A woman had fallen from a gigantic golden crystal humanoid I defeated at one point on my way to defeat Seath the scaleless. How she ended up inside I didn’t care to ask. After thanking me she introduced herself as Princess Dusk and mentioned being from a time far in the past. As if that wasn’t strange enough this Princess Dusk I’d met resembled the exact same woman I saw in the vision moments ago. “But Princess Dusk is here no longer… snatched away by that horrifying primeval human.” The mushroom continued. Half-listening I dusted myself off, grunting as I stood, “And so I must ask…” The mushroom sighed and I snapped up. The way she said that made me feel uneasy, “Couldst thou once more play the savior?” Not even an hour into this place and someone was already trying to get me to do their dirty work. Although the fact that a mushroom was asking a favor amused me far too much to say no. Jokes aside it would be beneficial to find this Princess as she might have a way to return to Lordran since that was where I’d first met her. And if she didn’t know, I would need to find who sent her forward in the first place. I nodded. “Thank you.” The mushroom exclaimed in relief, “I am Elizabeth,” she bowed, “guardian of this sanctuary. Something of a Godmother to Princess Dusk. I shall assist thee, to my utmost. For I am one with the sorceries of Oolacile.” That last part gave me pause. What did she mean by “one with the sorceries?” And assist me? She was a talking mushroom growing out of a wall. Shrugging to myself I turned on my heel and walked out of the hall through an opening at the other end, “I shall pray for thy safety!” Elizabeth called after me.
I stepped onto an aged stone bridge that reached over a massive ravine between the ruins behind me and a dense forest ahead. I could almost see the great gates to Artorias’ Grave where I battled Sif in my mind’s eye. Eyeing the landscape I recognized many similarities between it and Darkroot Forest but this area had much more energy and life to it. Flowers blossomed in patches among bright green blades of soft grass, birds sang and flitted about, air hardly stagnant and suffocating.
Between Princess Dusk being from the past, Elizabeth thanking me for saving the Princess, and the overwhelming resemblance of this place I was convinced I’d traveled backwards in time. So this is how Darkroot Forest looked before the Dark came? I almost regretted denouncing my duty to Link the Flame. Ferociously squashing the emotion I scolded myself. This was part of the cycle too, none of this had ever changed in the endless centuries otherwise the future would as well. Even if there were discrepancies the flame always died out and I always died to restart it. At the same time, cycle or no, I had never seen the precursors of Lordran. I grew hungry to discover the secrets of this world.

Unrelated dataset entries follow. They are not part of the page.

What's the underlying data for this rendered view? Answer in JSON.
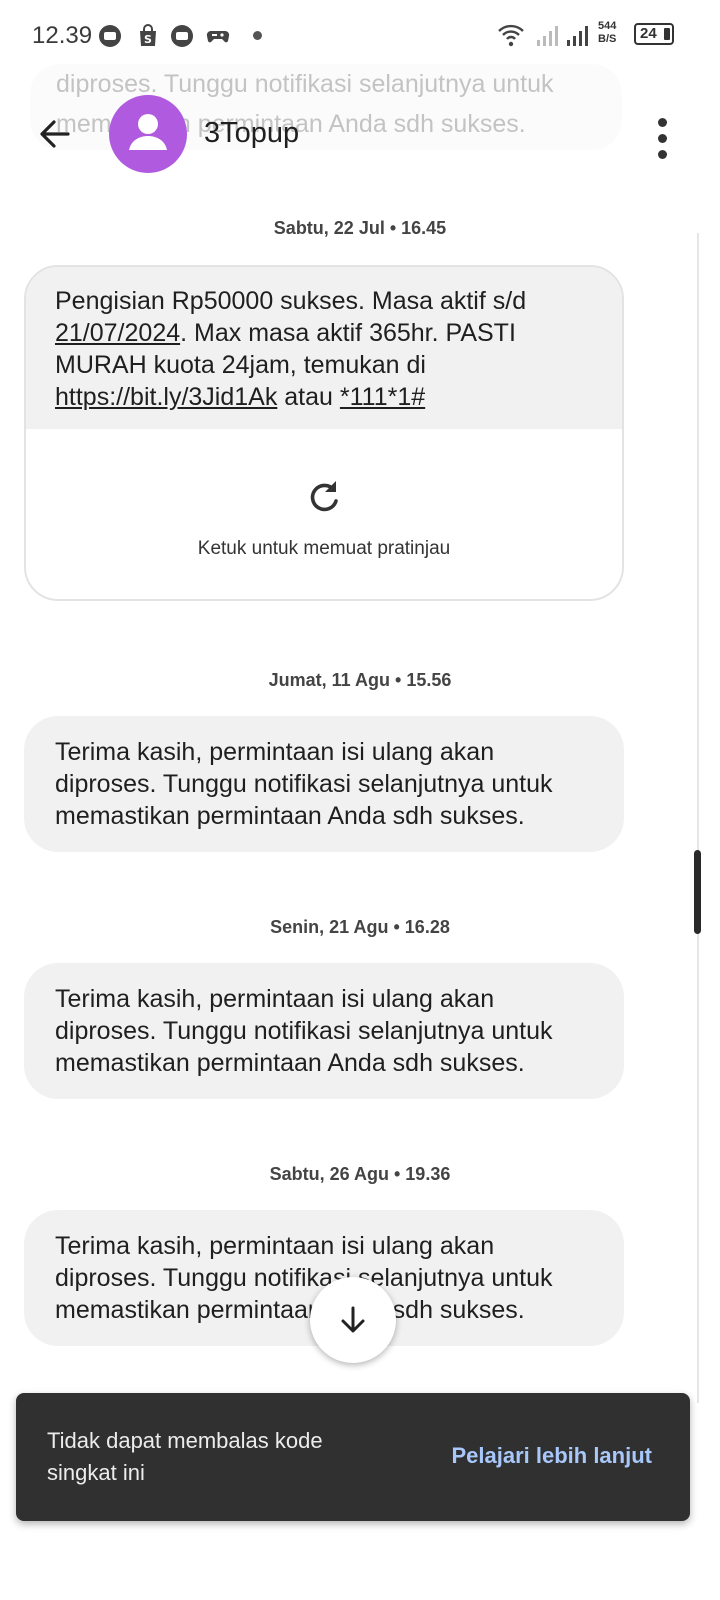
{
  "status_bar": {
    "time": "12.39",
    "net_speed_value": "544",
    "net_speed_unit": "B/S",
    "battery": "24",
    "icons": [
      "chat-bubble-icon",
      "shop-bag-icon",
      "chat-bubble-icon",
      "gamepad-icon",
      "wifi-icon",
      "signal-icon",
      "signal-icon"
    ]
  },
  "header": {
    "contact_name": "3Topup",
    "avatar_color": "#b05ae0"
  },
  "ghost_text": {
    "line1": "diproses. Tunggu notifikasi selanjutnya untuk",
    "line2": "memastikan permintaan Anda sdh sukses."
  },
  "messages": [
    {
      "date": "Sabtu, 22 Jul • 16.45",
      "segments": {
        "s1": "Pengisian Rp50000 sukses. Masa aktif s/d ",
        "s2": "21/07/2024",
        "s3": ". Max masa aktif 365hr. PASTI MURAH kuota 24jam, temukan di ",
        "s4": "https://bit.ly/3Jid1Ak",
        "s5": " atau ",
        "s6": "*111*1#"
      },
      "preview_label": "Ketuk untuk memuat pratinjau"
    },
    {
      "date": "Jumat, 11 Agu • 15.56",
      "text": "Terima kasih, permintaan isi ulang akan diproses. Tunggu notifikasi selanjutnya untuk memastikan permintaan Anda sdh sukses."
    },
    {
      "date": "Senin, 21 Agu • 16.28",
      "text": "Terima kasih, permintaan isi ulang akan diproses. Tunggu notifikasi selanjutnya untuk memastikan permintaan Anda sdh sukses."
    },
    {
      "date": "Sabtu, 26 Agu • 19.36",
      "text": "Terima kasih, permintaan isi ulang akan diproses. Tunggu notifikasi selanjutnya untuk memastikan permintaan Anda sdh sukses."
    }
  ],
  "snackbar": {
    "message": "Tidak dapat membalas kode singkat ini",
    "action": "Pelajari lebih lanjut",
    "action_color": "#a8c7fa"
  }
}
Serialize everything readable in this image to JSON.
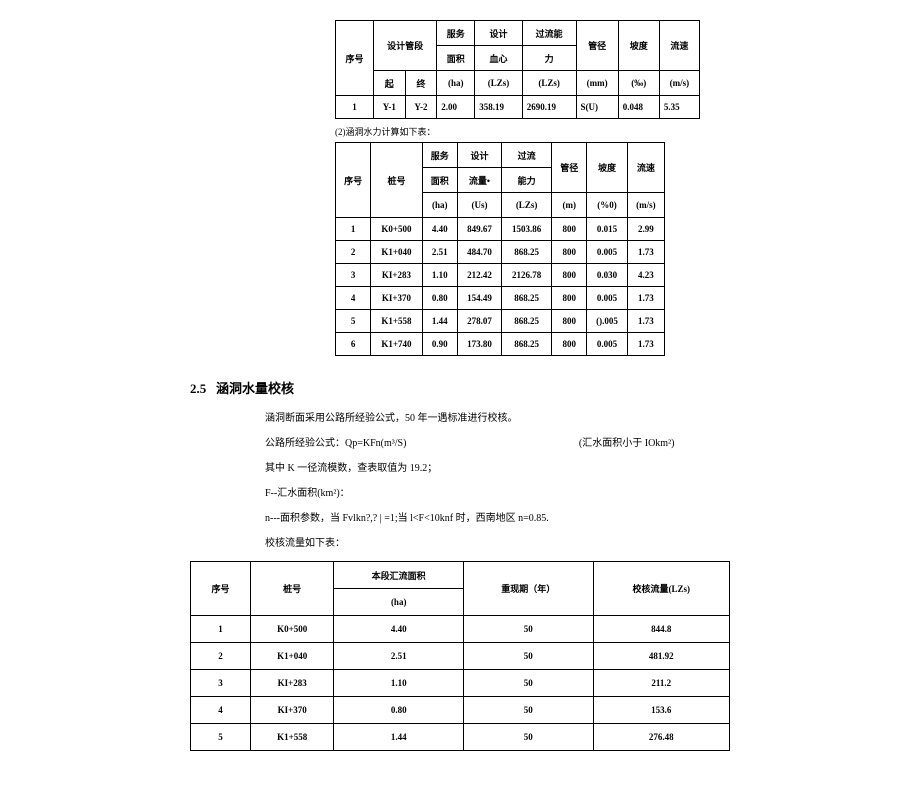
{
  "table1": {
    "headers": {
      "seq": "序号",
      "segment": "设计管段",
      "qi": "起",
      "zhong": "终",
      "service_area": "服务",
      "service_area2": "面积",
      "service_unit": "(ha)",
      "design": "设计",
      "design2": "血心",
      "design_unit": "(LZs)",
      "overflow": "过流能",
      "overflow2": "力",
      "overflow_unit": "(LZs)",
      "diameter": "管径",
      "diameter_unit": "(mm)",
      "slope": "坡度",
      "slope_unit": "(‰)",
      "velocity": "流速",
      "velocity_unit": "(m/s)"
    },
    "rows": [
      {
        "seq": "1",
        "qi": "Y-1",
        "zhong": "Y-2",
        "area": "2.00",
        "design": "358.19",
        "overflow": "2690.19",
        "diameter": "S(U)",
        "slope": "0.048",
        "velocity": "5.35"
      }
    ]
  },
  "note1": "(2)涵洞水力计算如下表：",
  "table2": {
    "headers": {
      "seq": "序号",
      "stake": "桩号",
      "service_area": "服务",
      "service_area2": "面积",
      "service_unit": "(ha)",
      "design": "设计",
      "design2": "流量•",
      "design_unit": "(Us)",
      "overflow": "过流",
      "overflow2": "能力",
      "overflow_unit": "(LZs)",
      "diameter": "管径",
      "diameter_unit": "(m)",
      "slope": "坡度",
      "slope_unit": "(%0)",
      "velocity": "流速",
      "velocity_unit": "(m/s)"
    },
    "rows": [
      {
        "seq": "1",
        "stake": "K0+500",
        "area": "4.40",
        "design": "849.67",
        "overflow": "1503.86",
        "diameter": "800",
        "slope": "0.015",
        "velocity": "2.99"
      },
      {
        "seq": "2",
        "stake": "K1+040",
        "area": "2.51",
        "design": "484.70",
        "overflow": "868.25",
        "diameter": "800",
        "slope": "0.005",
        "velocity": "1.73"
      },
      {
        "seq": "3",
        "stake": "KI+283",
        "area": "1.10",
        "design": "212.42",
        "overflow": "2126.78",
        "diameter": "800",
        "slope": "0.030",
        "velocity": "4.23"
      },
      {
        "seq": "4",
        "stake": "KI+370",
        "area": "0.80",
        "design": "154.49",
        "overflow": "868.25",
        "diameter": "800",
        "slope": "0.005",
        "velocity": "1.73"
      },
      {
        "seq": "5",
        "stake": "K1+558",
        "area": "1.44",
        "design": "278.07",
        "overflow": "868.25",
        "diameter": "800",
        "slope": "().005",
        "velocity": "1.73"
      },
      {
        "seq": "6",
        "stake": "K1+740",
        "area": "0.90",
        "design": "173.80",
        "overflow": "868.25",
        "diameter": "800",
        "slope": "0.005",
        "velocity": "1.73"
      }
    ]
  },
  "section": {
    "number": "2.5",
    "title": "涵洞水量校核"
  },
  "paragraphs": {
    "p1": "涵洞断面采用公路所经验公式，50 年一遇标准进行校核。",
    "p2a": "公路所经验公式：Qp=KFn(m³/S)",
    "p2b": "(汇水面积小于 IOkm²)",
    "p3": "其中 K 一径流模数，查表取值为 19.2；",
    "p4": "F--汇水面积(km²)：",
    "p5": "n---面积参数，当 Fvlkn?,? | =1;当 l<F<10knf 时，西南地区 n=0.85.",
    "p6": "校核流量如下表："
  },
  "table3": {
    "headers": {
      "seq": "序号",
      "stake": "桩号",
      "catchment": "本段汇流面积",
      "catchment_unit": "(ha)",
      "return_period": "重现期（年）",
      "check_flow": "校核流量(LZs)"
    },
    "rows": [
      {
        "seq": "1",
        "stake": "K0+500",
        "area": "4.40",
        "period": "50",
        "flow": "844.8"
      },
      {
        "seq": "2",
        "stake": "K1+040",
        "area": "2.51",
        "period": "50",
        "flow": "481.92"
      },
      {
        "seq": "3",
        "stake": "KI+283",
        "area": "1.10",
        "period": "50",
        "flow": "211.2"
      },
      {
        "seq": "4",
        "stake": "KI+370",
        "area": "0.80",
        "period": "50",
        "flow": "153.6"
      },
      {
        "seq": "5",
        "stake": "K1+558",
        "area": "1.44",
        "period": "50",
        "flow": "276.48"
      }
    ]
  }
}
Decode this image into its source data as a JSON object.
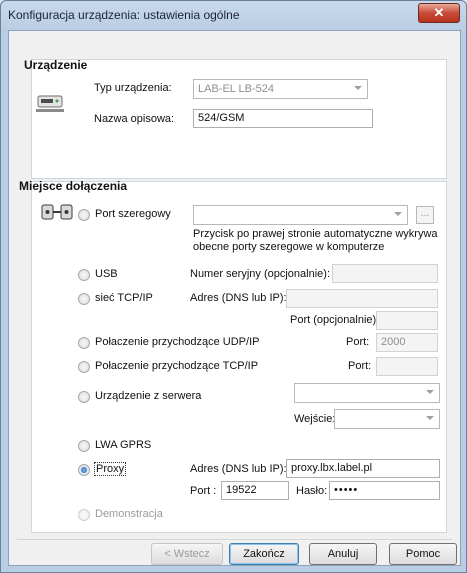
{
  "window": {
    "title": "Konfiguracja urządzenia: ustawienia ogólne",
    "close": "✕"
  },
  "device": {
    "group_title": "Urządzenie",
    "type_label": "Typ urządzenia:",
    "type_value": "LAB-EL LB-524",
    "name_label": "Nazwa opisowa:",
    "name_value": "524/GSM"
  },
  "attach": {
    "group_title": "Miejsce dołączenia",
    "serial_label": "Port szeregowy",
    "serial_value": "",
    "serial_hint_1": "Przycisk po prawej stronie automatyczne wykrywa",
    "serial_hint_2": "obecne porty szeregowe w komputerze",
    "usb_label": "USB",
    "serial_no_label": "Numer seryjny (opcjonalnie):",
    "serial_no_value": "",
    "tcpip_label": "sieć TCP/IP",
    "addr_label": "Adres (DNS lub IP):",
    "addr_value": "",
    "port_opt_label": "Port (opcjonalnie):",
    "port_opt_value": "",
    "udp_label": "Połaczenie przychodzące UDP/IP",
    "udp_port_label": "Port:",
    "udp_port_value": "2000",
    "tcp_in_label": "Połaczenie przychodzące TCP/IP",
    "tcp_port_label": "Port:",
    "tcp_port_value": "",
    "server_label": "Urządzenie z serwera",
    "server_value": "",
    "input_label": "Wejście:",
    "input_value": "",
    "gprs_label": "LWA GPRS",
    "proxy_label": "Proxy",
    "proxy_addr_label": "Adres (DNS lub IP):",
    "proxy_addr_value": "proxy.lbx.label.pl",
    "proxy_port_label": "Port :",
    "proxy_port_value": "19522",
    "password_label": "Hasło:",
    "password_value": "•••••",
    "demo_label": "Demonstracja",
    "selected": "Proxy"
  },
  "buttons": {
    "back": "< Wstecz",
    "finish": "Zakończ",
    "cancel": "Anuluj",
    "help": "Pomoc",
    "browse": "..."
  }
}
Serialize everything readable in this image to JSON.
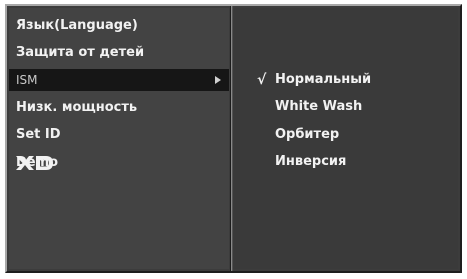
{
  "menu": {
    "items": [
      {
        "label": "Язык(Language)"
      },
      {
        "label": "Защита от детей"
      },
      {
        "label": "ISM"
      },
      {
        "label": "Низк. мощность"
      },
      {
        "label": "Set ID"
      },
      {
        "label": "Demo",
        "logo": "XD"
      }
    ],
    "selected_index": 2
  },
  "submenu": {
    "check_mark": "√",
    "items": [
      {
        "label": "Нормальный",
        "checked": true
      },
      {
        "label": "White Wash",
        "checked": false
      },
      {
        "label": "Орбитер",
        "checked": false
      },
      {
        "label": "Инверсия",
        "checked": false
      }
    ]
  },
  "icons": {
    "submenu_arrow": "right-triangle-arrow-icon",
    "xd_logo": "xd-logo-icon",
    "check": "checkmark-icon"
  },
  "colors": {
    "panel_bg": "#434343",
    "submenu_bg": "#3a3a3a",
    "selected_bg": "#161616",
    "text": "#f2f2f2"
  }
}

Hefting Artorias’ Greatsword I crossed the bridge and climbed a short slope into the treeline. Standing at the edge of the forest without any path or real direction I figured walking straight in wasn’t a terrible idea. Without much thought or consideration I entered the completely unaware of the mythic monsters and forgotten foes that awaited me.
They did not take long to appear.
I slammed into a tree trunk, wood splintering beneath me, and gagged painfully. Struggling to keep my shield up, arm numb from staving off several blows from the three gigantic golems carrying boulder-like axes I squinted through blood at my advancing enemies. The ground trembled beneath their footsteps, massive weapons nigh-unstoppable when in motion and deceptively fast. One-handing Artorias’ Greatsword wasn’t working, these primitive golems much too resilient for slashing attacks and too powerful for my shield to do any good. Besides, it was bad for the blade to cut through stone and I doubted the Black Knight shield enjoyed being abused so. Leaping several steps back I sheathed Artorias’ Greatsword, latched my shield, and reached into the bottomless box ignoring the stab of pain in my left arm. Finding my chosen weapon I withdrew a massive slab of bone with a handle, the Dragon Greatsword; procured by slicing off the tail of the Stone Dragon that resided deep below the earth. Heaving the oversized and ridiculous weapon over my shoulder as the golems closed in I took several deep breaths.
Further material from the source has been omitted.